Abstract
Introduction
T-cell acute lymphoblastic leukemia (T-ALL) is associated with a poor prognosis, with 20–30% of adults refractory to induction chemotherapy and <50% 5-year survival despite intensive therapies. Persistent MRD poses a major challenge. The first-in-human trial of donor-derived CD7 CAR-T cells for T-ALL, corroborated by multicenter evidence, demonstrated 87.5–100% complete remission in relapsed/refractory patients. However, this approach concomitantly eliminates malignant CD7⁺ and healthy T/NK cells, triggering compensatory expansion of CD7⁻ T cells and immune imbalance. The interplay between therapeutic efficacy, toxicity, and immune reconstitution remains elusive, necessitating detailed longitudinal investigations.
Methods
To address this, we performed integrated multiomic analysis of a primary refractory T-ALL patient who achieved sustained remission. Treatment involved sequential CD7 CAR-T-cell infusions (5×10⁶/kg on day 0 and 3×10⁶/kg on day 62 post- infusion) followed by matched-sibling allo-HSCT on day 96. We analyzed peripheral blood at four key points using single-cell RNA sequencing (67,000 cells), TCRβ tracking, pseudotime trajectory analysis, and cell‒cell communication modeling (CellChat).
Results
The patient received two infusions of CD7 CAR-T cells and achieved deep remission with minimal residual disease (MRD) negativity one week after the second CAR-T-cell therapy; moreover, more CD7+ T cells were killed. Compared with the first infusion, the second infusion caused milder toxicity (grade 1 cytokine release syndrome [CRS], IL-6 peak 402 pg/mL), while the first infusion caused grade 2 CRS (IL-6 883 pg/mL), and the tumor was completely cleared. Disease-free survival was maintained for more than 1,183 days after allogeneic hematopoietic stem cell transplantation (HSCT). No neurotoxicity occurred throughout the process, and cytopenia was repaired after engraftment.
Single-cell data revealed a triphasic immune remodeling process. In phase 1 (after the first CAR-T-cell treatment, D14), cytotoxic CD8+ effector cells expanded massively and expressed functional activity markers. CD4+ T cells differentiated into regulatory and effector lineages, forming a Th1-type environment. Intercellular communication surged (1,798 pathways), driven by antigen presentation, costimulation, and adhesion signals. In phase 2 (after the second CAR-T-cell treatment, D70), residual cancer cells were effectively eliminated, while CD7+ lymphocytes were nearly completely depleted. CD7-CD8+ T cells dominated the expansion (96.4%). Importantly, strong intercellular communication persisted (892 pathways), indicating active coordination within the CD7- cell compartment. In phase 3 (after HSCT, D121), myeloablative conditioning (before HSCT) led to a dramatic collapse of the signaling network (359 pathways), resulting in nonselective depletion of hematopoietic cells, including CD7- T cells. This reset resulted in the loss of stimulatory signals and the emergence of immunosuppressive pathways. Pseudotime analysis confirmed that conditioning eliminated CAR-T-cell-driven immunity, allowing naive-like T cells to regenerate through a thymus-dependent pathway.
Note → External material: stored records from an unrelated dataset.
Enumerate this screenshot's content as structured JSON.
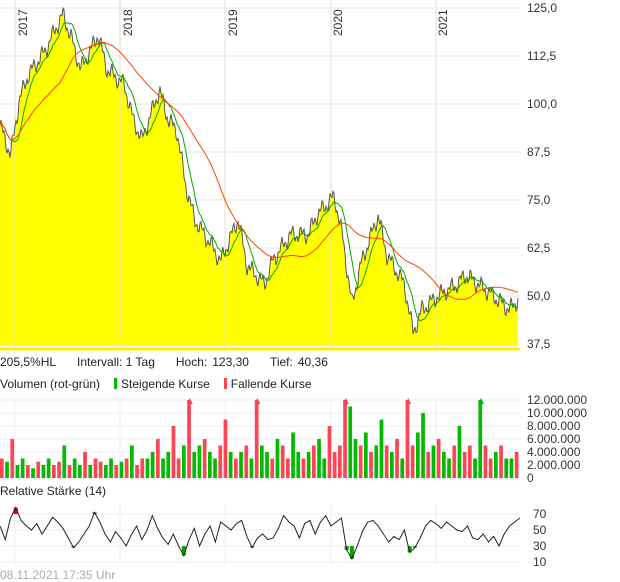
{
  "info": {
    "range": "205,5%HL",
    "interval": "Intervall: 1 Tag",
    "high_label": "Hoch:",
    "high": "123,30",
    "low_label": "Tief:",
    "low": "40,36"
  },
  "volume_legend": {
    "title": "Volumen (rot-grün)",
    "up": "Steigende Kurse",
    "down": "Fallende Kurse"
  },
  "rsi_title": "Relative Stärke (14)",
  "timestamp": "08.11.2021 17:35 Uhr",
  "colors": {
    "area": "#ffff00",
    "price": "#555555",
    "ma_short": "#00aa00",
    "ma_long": "#ff4400",
    "up": "#00bb00",
    "down": "#ff4455",
    "rsi_high": "#ee0000",
    "rsi_low": "#00aa00"
  },
  "chart_data": [
    {
      "type": "area",
      "years": [
        "2017",
        "2018",
        "2019",
        "2020",
        "2021"
      ],
      "y_ticks": [
        "125,0",
        "112,5",
        "100,0",
        "87,5",
        "75,0",
        "62,5",
        "50,0",
        "37,5"
      ],
      "ylim": [
        37.5,
        125
      ],
      "moving_averages": [
        "short",
        "long"
      ],
      "x": [
        "2016-11",
        "2016-12",
        "2017-01",
        "2017-02",
        "2017-04",
        "2017-05",
        "2017-06",
        "2017-07",
        "2017-08",
        "2017-10",
        "2017-11",
        "2018-01",
        "2018-02",
        "2018-03",
        "2018-05",
        "2018-06",
        "2018-07",
        "2018-08",
        "2018-09",
        "2018-11",
        "2018-12",
        "2019-02",
        "2019-03",
        "2019-05",
        "2019-06",
        "2019-08",
        "2019-10",
        "2019-11",
        "2020-01",
        "2020-02",
        "2020-03",
        "2020-04",
        "2020-06",
        "2020-07",
        "2020-09",
        "2020-10",
        "2020-11",
        "2021-01",
        "2021-03",
        "2021-04",
        "2021-07",
        "2021-09",
        "2021-10"
      ],
      "y": [
        94.5,
        86.7,
        101,
        107.5,
        114,
        119,
        123.3,
        116.7,
        109,
        118,
        109,
        105,
        96,
        90.6,
        103.6,
        96,
        93,
        79,
        70,
        63,
        59,
        70,
        58,
        53,
        59.4,
        66,
        66,
        71,
        76,
        64.6,
        47.7,
        58,
        71,
        60.7,
        53,
        40.4,
        46.4,
        50.3,
        53,
        55.5,
        50.3,
        46.4,
        49
      ]
    },
    {
      "type": "bar",
      "title": "Volumen (rot-grün)",
      "y_ticks": [
        "12.000.000",
        "10.000.000",
        "8.000.000",
        "6.000.000",
        "4.000.000",
        "2.000.000",
        "0"
      ],
      "ylim": [
        0,
        12000000
      ],
      "values_millions": [
        3,
        2.5,
        6,
        2,
        3,
        2,
        1.5,
        2.5,
        2,
        3,
        2,
        2.5,
        5,
        2,
        3,
        2,
        4,
        2,
        3,
        2.5,
        2,
        3,
        2,
        2.5,
        3,
        5,
        2,
        3,
        3,
        4,
        6,
        3,
        4,
        8,
        3,
        5,
        13,
        4,
        5,
        6,
        4,
        3,
        5,
        9,
        4,
        3,
        4,
        5,
        3,
        13,
        5,
        4,
        3,
        6,
        5,
        3,
        7,
        4,
        3,
        4,
        5,
        6,
        3,
        8,
        4,
        5,
        13,
        11,
        6,
        5,
        7,
        4,
        5,
        9,
        5,
        4,
        6,
        3,
        13,
        5,
        7,
        10,
        4,
        5,
        6,
        4,
        3,
        5,
        8,
        4,
        5,
        3,
        13,
        5,
        3,
        4,
        5,
        3,
        3,
        4
      ],
      "rising": [
        0,
        1,
        0,
        1,
        1,
        0,
        1,
        0,
        1,
        1,
        0,
        0,
        1,
        0,
        1,
        1,
        0,
        1,
        0,
        0,
        1,
        1,
        0,
        1,
        0,
        1,
        0,
        0,
        1,
        1,
        0,
        1,
        1,
        0,
        0,
        1,
        0,
        1,
        1,
        0,
        1,
        1,
        0,
        0,
        1,
        0,
        1,
        0,
        1,
        0,
        1,
        1,
        0,
        1,
        0,
        0,
        1,
        1,
        0,
        1,
        0,
        1,
        1,
        0,
        0,
        0,
        0,
        1,
        1,
        0,
        1,
        0,
        1,
        1,
        0,
        1,
        0,
        1,
        0,
        0,
        1,
        1,
        0,
        1,
        0,
        1,
        1,
        0,
        1,
        0,
        0,
        1,
        1,
        0,
        0,
        1,
        0,
        1,
        1,
        0
      ]
    },
    {
      "type": "line",
      "title": "Relative Stärke (14)",
      "y_ticks": [
        "70",
        "50",
        "30",
        "10"
      ],
      "ylim": [
        10,
        80
      ],
      "values": [
        55,
        38,
        65,
        78,
        62,
        55,
        50,
        58,
        45,
        55,
        66,
        60,
        52,
        40,
        28,
        35,
        45,
        55,
        72,
        60,
        45,
        35,
        48,
        40,
        30,
        44,
        55,
        38,
        50,
        68,
        52,
        40,
        32,
        45,
        30,
        18,
        38,
        52,
        30,
        45,
        55,
        35,
        60,
        55,
        50,
        58,
        62,
        42,
        28,
        40,
        45,
        38,
        40,
        52,
        68,
        60,
        55,
        40,
        58,
        62,
        45,
        60,
        68,
        55,
        60,
        65,
        25,
        14,
        30,
        48,
        60,
        62,
        55,
        45,
        35,
        42,
        38,
        50,
        22,
        28,
        40,
        55,
        62,
        58,
        52,
        60,
        55,
        50,
        48,
        55,
        40,
        38,
        45,
        35,
        42,
        30,
        45,
        55,
        60,
        65
      ]
    }
  ]
}
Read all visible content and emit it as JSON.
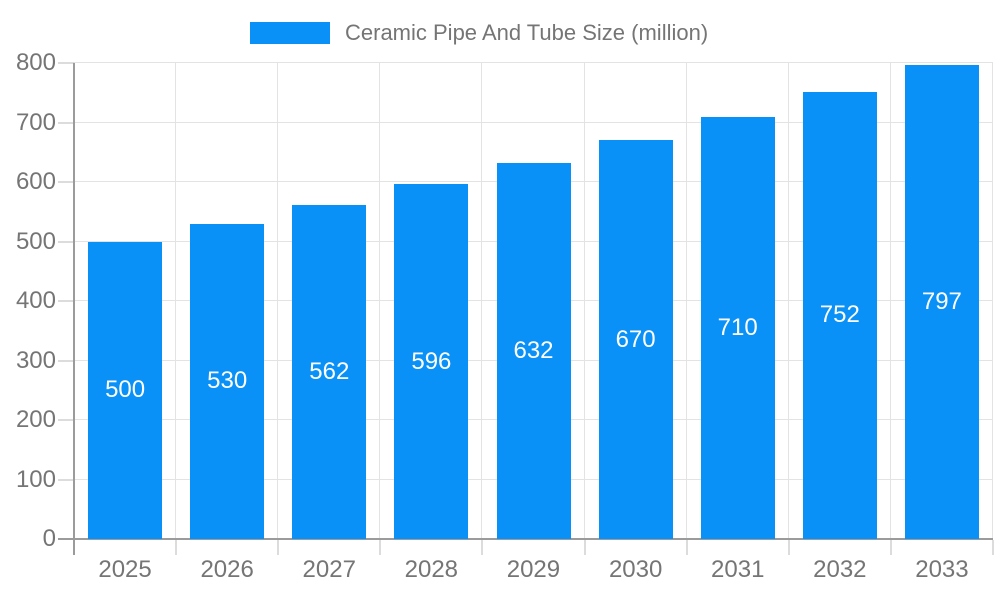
{
  "chart_data": {
    "type": "bar",
    "title": "Ceramic Pipe And Tube Size (million)",
    "legend": [
      "Ceramic Pipe And Tube Size (million)"
    ],
    "legend_position": "top-center",
    "categories": [
      "2025",
      "2026",
      "2027",
      "2028",
      "2029",
      "2030",
      "2031",
      "2032",
      "2033"
    ],
    "values": [
      500,
      530,
      562,
      596,
      632,
      670,
      710,
      752,
      797
    ],
    "xlabel": "",
    "ylabel": "",
    "ylim": [
      0,
      800
    ],
    "ytick_step": 100,
    "yticks": [
      "0",
      "100",
      "200",
      "300",
      "400",
      "500",
      "600",
      "700",
      "800"
    ],
    "grid": true,
    "data_labels": "centered-white-inside-bars"
  },
  "colors": {
    "bar": "#0a91f7",
    "bar_label": "#ffffff",
    "axis_text": "#757575",
    "legend_text": "#757575",
    "axis_line": "#9b9b9b",
    "grid": "#e3e3e3",
    "tick": "#dcdcdc",
    "background": "#ffffff"
  }
}
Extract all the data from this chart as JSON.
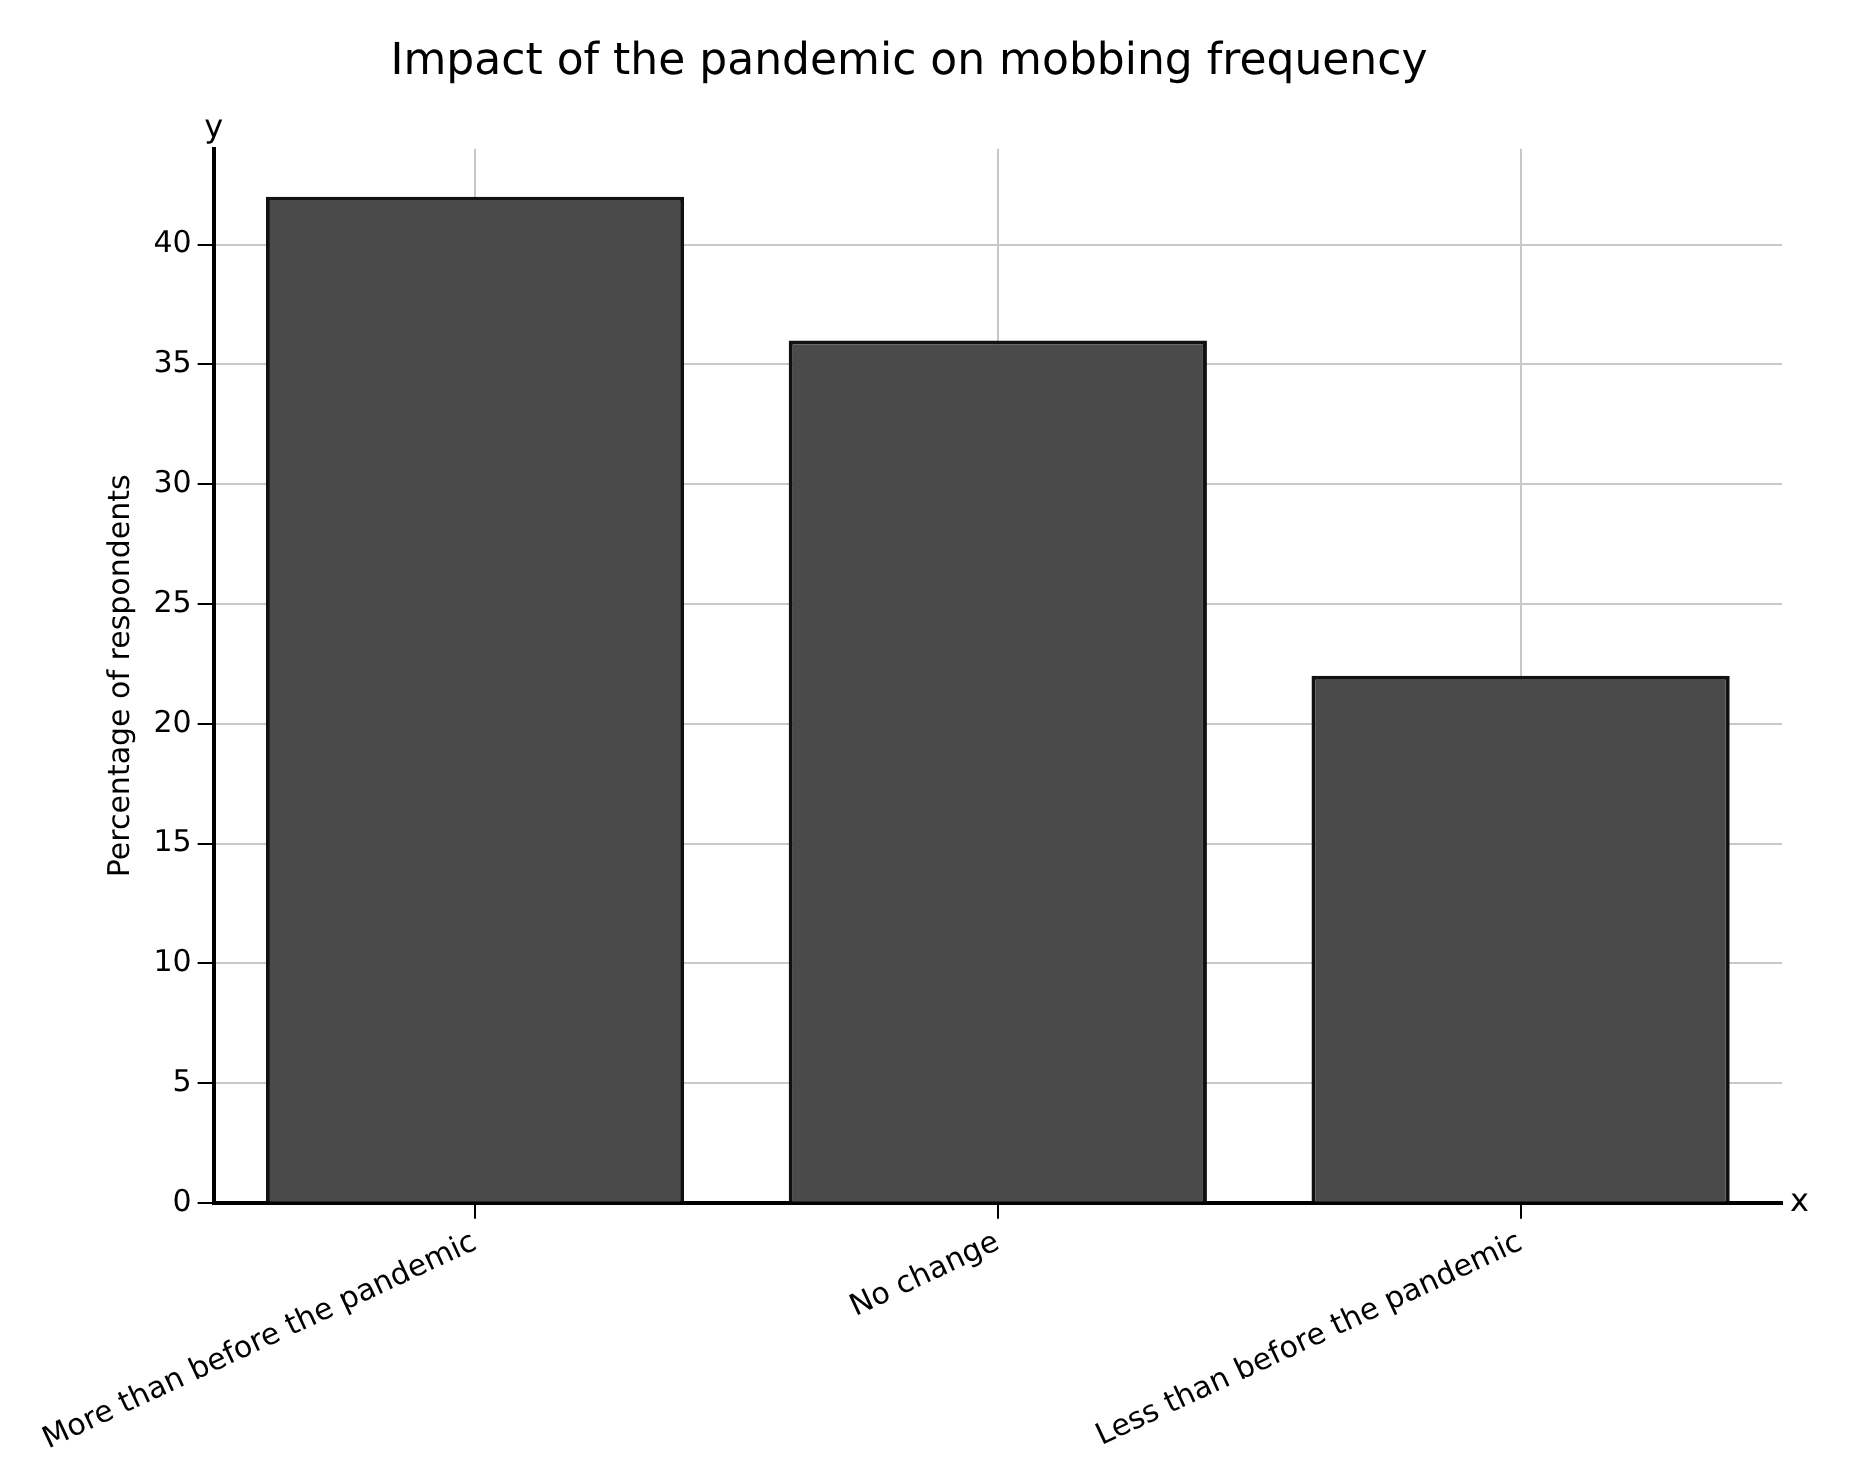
{
  "chart_data": {
    "type": "bar",
    "title": "Impact of the pandemic on mobbing frequency",
    "ylabel": "Percentage of respondents",
    "categories": [
      "More than before the pandemic",
      "No change",
      "Less than before the pandemic"
    ],
    "values": [
      42,
      36,
      22
    ],
    "color": "#4a4a4a",
    "ylim": [
      0,
      44
    ],
    "yticks": [
      0,
      5,
      10,
      15,
      20,
      25,
      30,
      35,
      40
    ],
    "grid": true,
    "legend": false,
    "annotations": [
      "y",
      "x"
    ]
  }
}
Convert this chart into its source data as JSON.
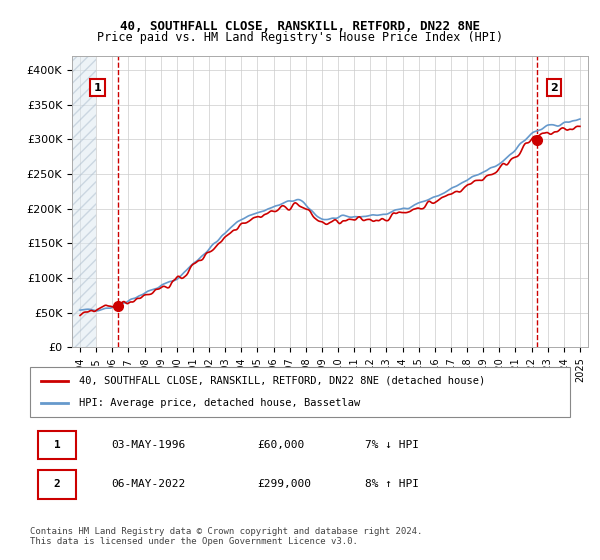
{
  "title_line1": "40, SOUTHFALL CLOSE, RANSKILL, RETFORD, DN22 8NE",
  "title_line2": "Price paid vs. HM Land Registry's House Price Index (HPI)",
  "ylabel": "",
  "xlim_start": 1993.5,
  "xlim_end": 2025.5,
  "ylim": [
    0,
    420000
  ],
  "yticks": [
    0,
    50000,
    100000,
    150000,
    200000,
    250000,
    300000,
    350000,
    400000
  ],
  "ytick_labels": [
    "£0",
    "£50K",
    "£100K",
    "£150K",
    "£200K",
    "£250K",
    "£300K",
    "£350K",
    "£400K"
  ],
  "sale1_date": 1996.35,
  "sale1_price": 60000,
  "sale1_label": "1",
  "sale2_date": 2022.35,
  "sale2_price": 299000,
  "sale2_label": "2",
  "hpi_color": "#6699cc",
  "price_color": "#cc0000",
  "dashed_line_color": "#cc0000",
  "hatch_color": "#ccddee",
  "background_color": "#ffffff",
  "grid_color": "#cccccc",
  "legend_entries": [
    "40, SOUTHFALL CLOSE, RANSKILL, RETFORD, DN22 8NE (detached house)",
    "HPI: Average price, detached house, Bassetlaw"
  ],
  "table_rows": [
    [
      "1",
      "03-MAY-1996",
      "£60,000",
      "7% ↓ HPI"
    ],
    [
      "2",
      "06-MAY-2022",
      "£299,000",
      "8% ↑ HPI"
    ]
  ],
  "footnote": "Contains HM Land Registry data © Crown copyright and database right 2024.\nThis data is licensed under the Open Government Licence v3.0.",
  "xtick_years": [
    1994,
    1995,
    1996,
    1997,
    1998,
    1999,
    2000,
    2001,
    2002,
    2003,
    2004,
    2005,
    2006,
    2007,
    2008,
    2009,
    2010,
    2011,
    2012,
    2013,
    2014,
    2015,
    2016,
    2017,
    2018,
    2019,
    2020,
    2021,
    2022,
    2023,
    2024,
    2025
  ]
}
The immune balance was eventually restored, and CD7+ T cells recovered quantitatively on day 250. However, functional maturation lagged, manifesting as metabolic disorders and signaling defects, which explains the susceptibility to infections in the early stage after HSCT. The CD7- T-cell pool provided the necessary transitional immune function until HSCT-mediated reconstitution. The transition to CD7+ immunity marked the recovery of function.
Conclusions
This work establishes the “triphasic remodeling model” (clonal burst, compensatory adaptation, and myeloablation-enabled reset) as a paradigm for cellular immunotherapy, explaining stage-specific needs. Our integrated analytical approach distinguishes therapeutic from iatrogenic effects, and this framework provides a blueprint for managing refractory T-ALL by orchestrating transitions between distinct immune states.